Una vez en su departamento, hojeó el impreso. Luego conectó con la red del Grupo, en Austin.

Los archivos tenían más noticias sobre la niña, con comentarios de otros insomnes, pero antes de que pudiera llamarlos apareció la voz de Kevin Baker en la línea.

– Leisha, me alegra que llamaras. Estaba por hacerlo yo.

– ¿Cuál es la situación de esta Stella Bevington, Kev? ¿Alguien ha averiguado?

– Randy Davies. Es de Chicago, pero no creo que lo conozcas, todavía está en la escuela.

Él está en Park Ridge y Stella en Skokie. Los padres no quisieron hablar con él (de hecho lo trataron bastante mal) pero se las arregló para ver a Stella.

No parece un caso de maltrato, sólo la estupidez habitual: los padres querían un hijo genio, ahorraron y juntaron, y ahora no pueden acostumbrarse a lo que es. Le gritan que duerma, la tratan mal de palabra cuando los contradice, pero por ahora no hay violencia física.

– ¿Pueden iniciarse acciones legales por maltrato emocional?

– No creo que deseemos dar ese paso todavía. Dos de los nuestros se mantendrán en contacto con Stella (no tiene módem, y no les dijo a los padres de la red) y Randy informará una vez por semana.

Leisha se mordió el labio.

– Un diario dice que tiene siete años.

– Sí.

– Puede que no deba quedarse allí. Y tengo residencia en Illinois, puedo presentar una demanda por malos tratos desde aquí si Candy tiene mucho que hacer… -Siete años.

– No. Esperemos un poco. Probablemente Stella estará bien.

Tú lo sabes.

Lo sabía. Casi todos los insomnes seguían estando "bien” por más oposición que encontraran de parte del sector estúpido de la sociedad. Y sólo era el sector estúpido, se dijo Leisha; una minoría pequeña pero ruidosa. La mayor parte de la gente podía aceptar la presencia creciente de los insomnes, y lo hacía, desde que quedó claro que esta presencia no sólo implicaba mayor potencial sino también beneficios crecientes para todo el país.

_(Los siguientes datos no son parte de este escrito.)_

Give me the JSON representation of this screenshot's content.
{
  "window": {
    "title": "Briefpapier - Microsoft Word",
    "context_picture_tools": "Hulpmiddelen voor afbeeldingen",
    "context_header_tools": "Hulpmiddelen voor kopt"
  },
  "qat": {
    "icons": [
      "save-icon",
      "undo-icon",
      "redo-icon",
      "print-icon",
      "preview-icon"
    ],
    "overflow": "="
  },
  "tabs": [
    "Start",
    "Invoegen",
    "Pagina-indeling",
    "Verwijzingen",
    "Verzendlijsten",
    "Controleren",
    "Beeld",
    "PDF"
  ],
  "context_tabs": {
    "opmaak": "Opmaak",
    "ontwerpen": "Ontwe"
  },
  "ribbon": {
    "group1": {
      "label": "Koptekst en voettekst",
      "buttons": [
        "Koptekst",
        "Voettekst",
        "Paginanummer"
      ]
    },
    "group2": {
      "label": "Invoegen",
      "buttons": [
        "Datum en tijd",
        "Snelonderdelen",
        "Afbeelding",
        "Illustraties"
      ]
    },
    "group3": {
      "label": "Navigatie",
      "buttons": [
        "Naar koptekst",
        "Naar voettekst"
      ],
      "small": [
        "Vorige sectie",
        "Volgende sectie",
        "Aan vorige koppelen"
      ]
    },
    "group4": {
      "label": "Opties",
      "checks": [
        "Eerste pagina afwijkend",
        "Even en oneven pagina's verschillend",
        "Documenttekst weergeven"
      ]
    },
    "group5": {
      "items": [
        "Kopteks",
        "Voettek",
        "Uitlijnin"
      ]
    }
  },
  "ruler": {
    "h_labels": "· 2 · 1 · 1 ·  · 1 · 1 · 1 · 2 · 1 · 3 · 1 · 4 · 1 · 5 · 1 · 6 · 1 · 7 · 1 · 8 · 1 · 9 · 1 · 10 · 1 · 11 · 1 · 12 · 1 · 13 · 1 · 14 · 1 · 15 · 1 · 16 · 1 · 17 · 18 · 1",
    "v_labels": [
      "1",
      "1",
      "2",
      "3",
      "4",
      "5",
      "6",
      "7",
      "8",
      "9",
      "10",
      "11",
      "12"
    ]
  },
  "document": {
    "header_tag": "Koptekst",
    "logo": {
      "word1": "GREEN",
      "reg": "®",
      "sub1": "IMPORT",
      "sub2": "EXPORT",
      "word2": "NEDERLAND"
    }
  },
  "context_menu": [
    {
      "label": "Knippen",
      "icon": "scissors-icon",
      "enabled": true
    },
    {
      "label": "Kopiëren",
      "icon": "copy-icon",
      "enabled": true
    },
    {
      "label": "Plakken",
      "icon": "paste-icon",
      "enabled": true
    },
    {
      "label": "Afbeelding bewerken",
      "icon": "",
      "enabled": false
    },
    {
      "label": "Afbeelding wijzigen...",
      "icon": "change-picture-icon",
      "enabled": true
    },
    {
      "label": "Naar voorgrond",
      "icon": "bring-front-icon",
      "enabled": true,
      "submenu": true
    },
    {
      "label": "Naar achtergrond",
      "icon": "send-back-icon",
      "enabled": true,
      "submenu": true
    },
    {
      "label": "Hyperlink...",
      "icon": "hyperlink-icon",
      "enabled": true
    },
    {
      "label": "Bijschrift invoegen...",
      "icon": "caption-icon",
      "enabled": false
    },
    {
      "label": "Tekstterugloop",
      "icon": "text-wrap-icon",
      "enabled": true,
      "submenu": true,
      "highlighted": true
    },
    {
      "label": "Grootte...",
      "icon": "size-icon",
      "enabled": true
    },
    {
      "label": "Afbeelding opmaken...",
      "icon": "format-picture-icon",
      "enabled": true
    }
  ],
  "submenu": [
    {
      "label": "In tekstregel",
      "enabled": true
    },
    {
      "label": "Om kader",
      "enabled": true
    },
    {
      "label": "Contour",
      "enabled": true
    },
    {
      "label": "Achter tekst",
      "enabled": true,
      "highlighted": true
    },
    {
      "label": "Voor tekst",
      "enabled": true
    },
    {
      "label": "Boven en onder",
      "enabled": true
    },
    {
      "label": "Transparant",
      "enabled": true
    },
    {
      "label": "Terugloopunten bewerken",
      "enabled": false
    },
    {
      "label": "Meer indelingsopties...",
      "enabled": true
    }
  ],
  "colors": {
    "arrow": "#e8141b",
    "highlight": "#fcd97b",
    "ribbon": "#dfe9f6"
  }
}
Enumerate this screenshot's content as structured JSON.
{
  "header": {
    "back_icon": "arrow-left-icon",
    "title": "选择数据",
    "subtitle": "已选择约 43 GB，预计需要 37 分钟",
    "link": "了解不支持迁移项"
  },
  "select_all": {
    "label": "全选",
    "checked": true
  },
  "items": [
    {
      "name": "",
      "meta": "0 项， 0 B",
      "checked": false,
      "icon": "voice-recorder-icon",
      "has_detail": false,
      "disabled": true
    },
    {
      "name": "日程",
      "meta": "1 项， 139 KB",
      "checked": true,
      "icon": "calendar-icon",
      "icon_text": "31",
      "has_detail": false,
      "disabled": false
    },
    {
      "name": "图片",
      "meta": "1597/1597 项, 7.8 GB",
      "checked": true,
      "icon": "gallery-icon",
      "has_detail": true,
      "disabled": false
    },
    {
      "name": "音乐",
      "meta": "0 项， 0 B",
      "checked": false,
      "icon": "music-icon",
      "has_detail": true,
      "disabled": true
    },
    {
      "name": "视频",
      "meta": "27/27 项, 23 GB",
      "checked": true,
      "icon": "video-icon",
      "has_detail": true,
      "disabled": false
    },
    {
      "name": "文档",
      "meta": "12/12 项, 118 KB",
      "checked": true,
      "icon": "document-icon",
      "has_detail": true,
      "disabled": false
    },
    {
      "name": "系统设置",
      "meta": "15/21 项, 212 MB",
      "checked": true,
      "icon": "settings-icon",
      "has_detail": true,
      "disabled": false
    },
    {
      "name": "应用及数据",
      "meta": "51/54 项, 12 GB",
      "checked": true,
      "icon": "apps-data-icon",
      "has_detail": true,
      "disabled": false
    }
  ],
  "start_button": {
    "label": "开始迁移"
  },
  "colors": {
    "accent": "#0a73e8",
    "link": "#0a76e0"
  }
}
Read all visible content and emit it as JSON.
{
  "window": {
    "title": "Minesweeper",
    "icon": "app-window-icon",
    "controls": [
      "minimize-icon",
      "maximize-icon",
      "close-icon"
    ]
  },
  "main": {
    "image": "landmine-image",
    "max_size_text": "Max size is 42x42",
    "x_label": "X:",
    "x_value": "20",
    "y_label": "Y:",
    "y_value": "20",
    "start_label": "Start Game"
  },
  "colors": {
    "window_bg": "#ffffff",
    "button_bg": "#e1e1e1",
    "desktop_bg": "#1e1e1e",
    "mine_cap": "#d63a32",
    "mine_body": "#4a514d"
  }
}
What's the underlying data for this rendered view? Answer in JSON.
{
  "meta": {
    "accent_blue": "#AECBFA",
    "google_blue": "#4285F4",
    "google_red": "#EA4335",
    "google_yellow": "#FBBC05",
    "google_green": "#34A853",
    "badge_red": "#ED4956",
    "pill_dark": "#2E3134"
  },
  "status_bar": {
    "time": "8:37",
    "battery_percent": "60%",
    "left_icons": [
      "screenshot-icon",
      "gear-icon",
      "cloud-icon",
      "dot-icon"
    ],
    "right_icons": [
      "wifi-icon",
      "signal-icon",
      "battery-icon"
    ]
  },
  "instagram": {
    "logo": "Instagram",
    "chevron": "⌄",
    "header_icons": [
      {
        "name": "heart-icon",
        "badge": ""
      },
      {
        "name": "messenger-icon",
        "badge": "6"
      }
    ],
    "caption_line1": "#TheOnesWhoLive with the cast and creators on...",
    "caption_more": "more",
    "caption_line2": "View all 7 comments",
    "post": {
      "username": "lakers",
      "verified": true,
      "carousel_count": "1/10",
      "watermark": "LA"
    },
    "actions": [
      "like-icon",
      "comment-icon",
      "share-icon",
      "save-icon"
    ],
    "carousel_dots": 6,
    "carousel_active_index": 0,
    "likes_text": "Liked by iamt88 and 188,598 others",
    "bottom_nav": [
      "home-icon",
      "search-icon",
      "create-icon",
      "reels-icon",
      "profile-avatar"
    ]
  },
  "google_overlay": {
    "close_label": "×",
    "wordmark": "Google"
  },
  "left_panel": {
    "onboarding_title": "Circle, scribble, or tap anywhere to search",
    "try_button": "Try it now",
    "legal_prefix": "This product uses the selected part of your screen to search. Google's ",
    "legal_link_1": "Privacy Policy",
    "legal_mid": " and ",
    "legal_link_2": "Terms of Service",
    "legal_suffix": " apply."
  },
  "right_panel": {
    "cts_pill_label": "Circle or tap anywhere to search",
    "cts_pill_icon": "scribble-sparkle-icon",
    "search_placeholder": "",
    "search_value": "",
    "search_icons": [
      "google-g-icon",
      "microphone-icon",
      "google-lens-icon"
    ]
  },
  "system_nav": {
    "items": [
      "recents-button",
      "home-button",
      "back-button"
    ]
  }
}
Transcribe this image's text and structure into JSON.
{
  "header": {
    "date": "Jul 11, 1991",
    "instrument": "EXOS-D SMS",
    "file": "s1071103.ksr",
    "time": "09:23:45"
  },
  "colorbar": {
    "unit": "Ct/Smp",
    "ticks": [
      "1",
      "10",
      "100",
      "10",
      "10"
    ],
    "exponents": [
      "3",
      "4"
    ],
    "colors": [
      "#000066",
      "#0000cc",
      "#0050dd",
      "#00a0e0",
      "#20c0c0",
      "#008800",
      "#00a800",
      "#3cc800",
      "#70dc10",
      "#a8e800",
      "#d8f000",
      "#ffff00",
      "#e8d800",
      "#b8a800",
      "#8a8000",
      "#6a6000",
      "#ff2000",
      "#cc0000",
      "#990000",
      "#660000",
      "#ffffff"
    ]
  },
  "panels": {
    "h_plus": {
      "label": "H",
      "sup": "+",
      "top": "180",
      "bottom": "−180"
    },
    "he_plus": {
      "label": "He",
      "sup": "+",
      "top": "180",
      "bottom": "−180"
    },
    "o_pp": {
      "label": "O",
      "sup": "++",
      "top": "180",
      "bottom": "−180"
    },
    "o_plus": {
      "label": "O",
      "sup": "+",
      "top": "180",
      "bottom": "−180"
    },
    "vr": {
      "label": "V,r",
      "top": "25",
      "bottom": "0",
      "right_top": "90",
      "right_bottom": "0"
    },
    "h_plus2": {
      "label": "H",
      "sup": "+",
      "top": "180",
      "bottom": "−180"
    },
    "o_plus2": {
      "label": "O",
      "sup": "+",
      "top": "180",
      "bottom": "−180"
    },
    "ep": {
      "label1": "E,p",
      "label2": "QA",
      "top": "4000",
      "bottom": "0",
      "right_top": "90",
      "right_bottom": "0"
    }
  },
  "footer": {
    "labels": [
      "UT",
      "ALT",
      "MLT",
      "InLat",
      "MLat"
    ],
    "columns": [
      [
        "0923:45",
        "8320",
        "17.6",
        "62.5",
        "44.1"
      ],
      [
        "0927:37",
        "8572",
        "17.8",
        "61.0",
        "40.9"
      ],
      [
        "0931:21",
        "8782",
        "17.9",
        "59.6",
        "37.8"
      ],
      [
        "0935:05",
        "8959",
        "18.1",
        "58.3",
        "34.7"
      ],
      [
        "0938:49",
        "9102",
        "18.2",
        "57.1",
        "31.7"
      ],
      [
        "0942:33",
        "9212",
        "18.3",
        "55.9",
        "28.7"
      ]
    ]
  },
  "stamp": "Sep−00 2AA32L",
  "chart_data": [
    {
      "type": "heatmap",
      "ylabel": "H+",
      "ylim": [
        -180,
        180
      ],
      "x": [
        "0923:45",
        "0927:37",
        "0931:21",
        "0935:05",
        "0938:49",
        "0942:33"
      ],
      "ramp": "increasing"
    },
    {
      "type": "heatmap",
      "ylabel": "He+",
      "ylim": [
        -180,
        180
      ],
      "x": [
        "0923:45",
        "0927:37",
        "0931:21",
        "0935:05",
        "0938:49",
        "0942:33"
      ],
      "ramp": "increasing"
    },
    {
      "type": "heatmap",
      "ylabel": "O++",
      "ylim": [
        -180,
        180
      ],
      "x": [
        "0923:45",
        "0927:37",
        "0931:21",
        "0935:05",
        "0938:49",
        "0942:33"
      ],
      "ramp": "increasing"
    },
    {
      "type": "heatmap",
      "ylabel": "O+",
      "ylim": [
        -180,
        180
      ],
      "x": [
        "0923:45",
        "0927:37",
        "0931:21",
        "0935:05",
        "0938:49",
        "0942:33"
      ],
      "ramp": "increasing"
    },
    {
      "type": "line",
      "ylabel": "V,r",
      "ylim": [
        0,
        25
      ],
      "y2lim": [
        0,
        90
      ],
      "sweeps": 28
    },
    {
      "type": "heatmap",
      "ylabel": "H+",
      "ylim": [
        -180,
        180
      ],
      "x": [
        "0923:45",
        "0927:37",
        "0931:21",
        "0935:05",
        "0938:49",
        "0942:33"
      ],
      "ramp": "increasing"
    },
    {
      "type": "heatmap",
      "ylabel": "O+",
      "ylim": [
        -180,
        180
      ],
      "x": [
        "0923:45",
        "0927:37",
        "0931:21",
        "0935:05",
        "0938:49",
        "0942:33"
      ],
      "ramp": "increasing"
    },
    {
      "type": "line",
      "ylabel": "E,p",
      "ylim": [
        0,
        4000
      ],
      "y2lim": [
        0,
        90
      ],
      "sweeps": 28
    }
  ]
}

Kevin Baker, quien tenía ahora veintiséis años, había hecho una fortuna con microchips tan revolucionarios que la Inteligencia Artificial, antes un sueño dudoso, estaba cada año más cerca de convertirse en realidad. Carolyn Rizzolo había ganado el Premio Pulitzer de teatro con su obra Luz Matinal. Tenía veinticuatro. Jeremy Robinson había hecho un trabajo interesante en aplicaciones de la superconductividad cuando aún era estudiante de Stanford. William Thaine, quien dirigía la Revista de Leyes cuando Leisha entró a Harvard, ahora se dedicaba a la práctica privada. Nunca había perdido un caso. Tenía veintiséis, y ya estaba tomando casos importantes. Sus clientes tenían en cuenta su habilidad y no su edad.